About those honest and trustworthy numbers
Look who's got even worse numbers than Clinton:
WASHINGTON, D.C. -- Americans' trust and confidence in the mass media "to report the news fully, accurately and fairly" has dropped to its lowest level in Gallup polling history, with 32% saying they have a great deal or fair amount of trust in the media. This is down eight percentage points from last year.
Why don't people feel the press is reporting everything fully and completely? Are they hiding something or do they just have an unusual penchant for malpractice? Inquiring minds want to know.
Gallup began asking this question in 1972, and on a yearly basis since 1997. Over the history of the entire trend, Americans' trust and confidence hit its highest point in 1976, at 72%, in the wake of widely lauded examples of investigative journalism regarding Vietnam and the Watergate scandal. After staying in the low to mid-50s through the late 1990s and into the early years of the new century, Americans' trust in the media has fallen slowly and steadily. It has consistently been below a majority level since 2007.

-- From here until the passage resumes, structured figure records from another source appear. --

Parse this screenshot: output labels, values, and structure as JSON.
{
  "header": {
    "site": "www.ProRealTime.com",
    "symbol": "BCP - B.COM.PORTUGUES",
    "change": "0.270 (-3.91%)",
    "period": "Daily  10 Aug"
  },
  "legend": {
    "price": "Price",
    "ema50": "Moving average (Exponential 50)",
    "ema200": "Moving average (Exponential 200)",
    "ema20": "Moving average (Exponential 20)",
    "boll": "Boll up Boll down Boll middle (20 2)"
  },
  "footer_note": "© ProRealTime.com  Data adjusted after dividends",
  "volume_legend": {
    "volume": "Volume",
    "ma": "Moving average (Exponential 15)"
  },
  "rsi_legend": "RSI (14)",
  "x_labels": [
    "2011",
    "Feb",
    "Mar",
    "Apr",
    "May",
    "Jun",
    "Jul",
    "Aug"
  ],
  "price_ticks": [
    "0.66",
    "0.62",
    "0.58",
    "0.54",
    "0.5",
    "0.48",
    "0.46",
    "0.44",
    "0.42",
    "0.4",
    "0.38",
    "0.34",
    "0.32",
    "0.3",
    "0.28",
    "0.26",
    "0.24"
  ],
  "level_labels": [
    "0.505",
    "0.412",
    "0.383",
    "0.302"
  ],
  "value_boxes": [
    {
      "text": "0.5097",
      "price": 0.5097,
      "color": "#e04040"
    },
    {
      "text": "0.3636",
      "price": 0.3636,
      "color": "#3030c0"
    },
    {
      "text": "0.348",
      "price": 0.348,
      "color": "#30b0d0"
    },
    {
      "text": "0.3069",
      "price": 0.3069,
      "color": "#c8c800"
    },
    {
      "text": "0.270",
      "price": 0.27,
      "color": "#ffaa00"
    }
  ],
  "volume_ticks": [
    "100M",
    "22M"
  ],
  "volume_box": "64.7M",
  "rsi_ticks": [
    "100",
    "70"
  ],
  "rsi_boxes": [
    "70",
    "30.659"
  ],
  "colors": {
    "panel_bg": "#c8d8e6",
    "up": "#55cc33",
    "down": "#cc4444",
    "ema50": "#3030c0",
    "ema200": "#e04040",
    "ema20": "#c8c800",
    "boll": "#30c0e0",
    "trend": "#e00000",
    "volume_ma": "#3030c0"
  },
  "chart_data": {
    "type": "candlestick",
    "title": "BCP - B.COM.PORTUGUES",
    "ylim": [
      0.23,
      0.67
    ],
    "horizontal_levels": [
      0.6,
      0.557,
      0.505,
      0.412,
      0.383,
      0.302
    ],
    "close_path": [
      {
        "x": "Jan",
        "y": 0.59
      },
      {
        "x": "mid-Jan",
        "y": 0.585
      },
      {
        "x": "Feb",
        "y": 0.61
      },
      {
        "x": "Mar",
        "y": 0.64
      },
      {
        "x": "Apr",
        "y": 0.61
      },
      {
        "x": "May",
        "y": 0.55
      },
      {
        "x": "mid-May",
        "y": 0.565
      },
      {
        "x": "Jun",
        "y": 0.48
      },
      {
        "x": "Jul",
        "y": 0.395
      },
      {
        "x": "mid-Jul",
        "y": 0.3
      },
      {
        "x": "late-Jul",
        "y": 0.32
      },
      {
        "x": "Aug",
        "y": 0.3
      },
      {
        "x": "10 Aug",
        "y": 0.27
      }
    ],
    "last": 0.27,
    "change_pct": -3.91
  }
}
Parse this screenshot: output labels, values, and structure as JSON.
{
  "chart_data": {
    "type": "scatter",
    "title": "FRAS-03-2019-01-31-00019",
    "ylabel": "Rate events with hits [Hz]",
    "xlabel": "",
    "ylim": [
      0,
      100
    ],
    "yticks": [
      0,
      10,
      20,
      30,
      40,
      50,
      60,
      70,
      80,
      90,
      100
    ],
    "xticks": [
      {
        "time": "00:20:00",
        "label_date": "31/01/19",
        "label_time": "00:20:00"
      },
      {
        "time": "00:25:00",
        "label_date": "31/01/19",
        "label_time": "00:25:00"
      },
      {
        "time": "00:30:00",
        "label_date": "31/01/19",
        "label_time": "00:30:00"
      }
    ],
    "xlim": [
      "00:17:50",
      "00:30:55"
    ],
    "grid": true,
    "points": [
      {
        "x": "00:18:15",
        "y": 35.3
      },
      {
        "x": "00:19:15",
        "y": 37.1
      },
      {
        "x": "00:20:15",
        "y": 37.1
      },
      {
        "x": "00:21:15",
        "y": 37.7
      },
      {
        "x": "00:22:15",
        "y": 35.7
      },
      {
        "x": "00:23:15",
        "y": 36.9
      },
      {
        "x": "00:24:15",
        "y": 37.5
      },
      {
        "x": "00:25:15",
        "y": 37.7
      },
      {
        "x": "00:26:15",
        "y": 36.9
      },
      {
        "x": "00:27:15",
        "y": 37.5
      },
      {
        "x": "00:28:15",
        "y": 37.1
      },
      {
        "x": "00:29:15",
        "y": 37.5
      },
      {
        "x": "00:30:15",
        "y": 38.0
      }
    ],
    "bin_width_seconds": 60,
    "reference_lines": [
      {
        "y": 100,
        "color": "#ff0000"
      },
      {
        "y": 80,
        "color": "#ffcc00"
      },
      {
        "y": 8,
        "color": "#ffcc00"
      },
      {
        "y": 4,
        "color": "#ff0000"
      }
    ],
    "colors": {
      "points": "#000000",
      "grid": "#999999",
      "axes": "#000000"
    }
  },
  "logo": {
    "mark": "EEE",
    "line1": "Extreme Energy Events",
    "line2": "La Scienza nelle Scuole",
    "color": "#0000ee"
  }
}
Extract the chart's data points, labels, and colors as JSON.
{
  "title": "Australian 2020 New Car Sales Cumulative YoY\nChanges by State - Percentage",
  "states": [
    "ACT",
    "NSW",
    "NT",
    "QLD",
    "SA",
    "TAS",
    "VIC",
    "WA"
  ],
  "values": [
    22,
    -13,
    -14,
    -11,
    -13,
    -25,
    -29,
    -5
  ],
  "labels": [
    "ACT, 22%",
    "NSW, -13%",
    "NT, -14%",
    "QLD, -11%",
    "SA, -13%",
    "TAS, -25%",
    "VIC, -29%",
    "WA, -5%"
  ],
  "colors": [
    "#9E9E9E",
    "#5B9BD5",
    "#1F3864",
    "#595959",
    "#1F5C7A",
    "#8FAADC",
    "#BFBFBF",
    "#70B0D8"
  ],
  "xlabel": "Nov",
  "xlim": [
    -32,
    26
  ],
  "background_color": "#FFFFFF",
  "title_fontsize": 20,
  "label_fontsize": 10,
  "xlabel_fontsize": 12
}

You'd think they'd be just a tad less sanctimonious with the endless scolding over politicians failing to be "honest and trustworthy." It's not like the American people think they're any better. Maybe they should take a little deeper look into the underlying lack of trust in all institutions instead of attributing the numbers to alleged character flaws of individuals. Certainly they should step back from their defensive crouch and ask themselves if this practice might be contributing to their own battered reputation.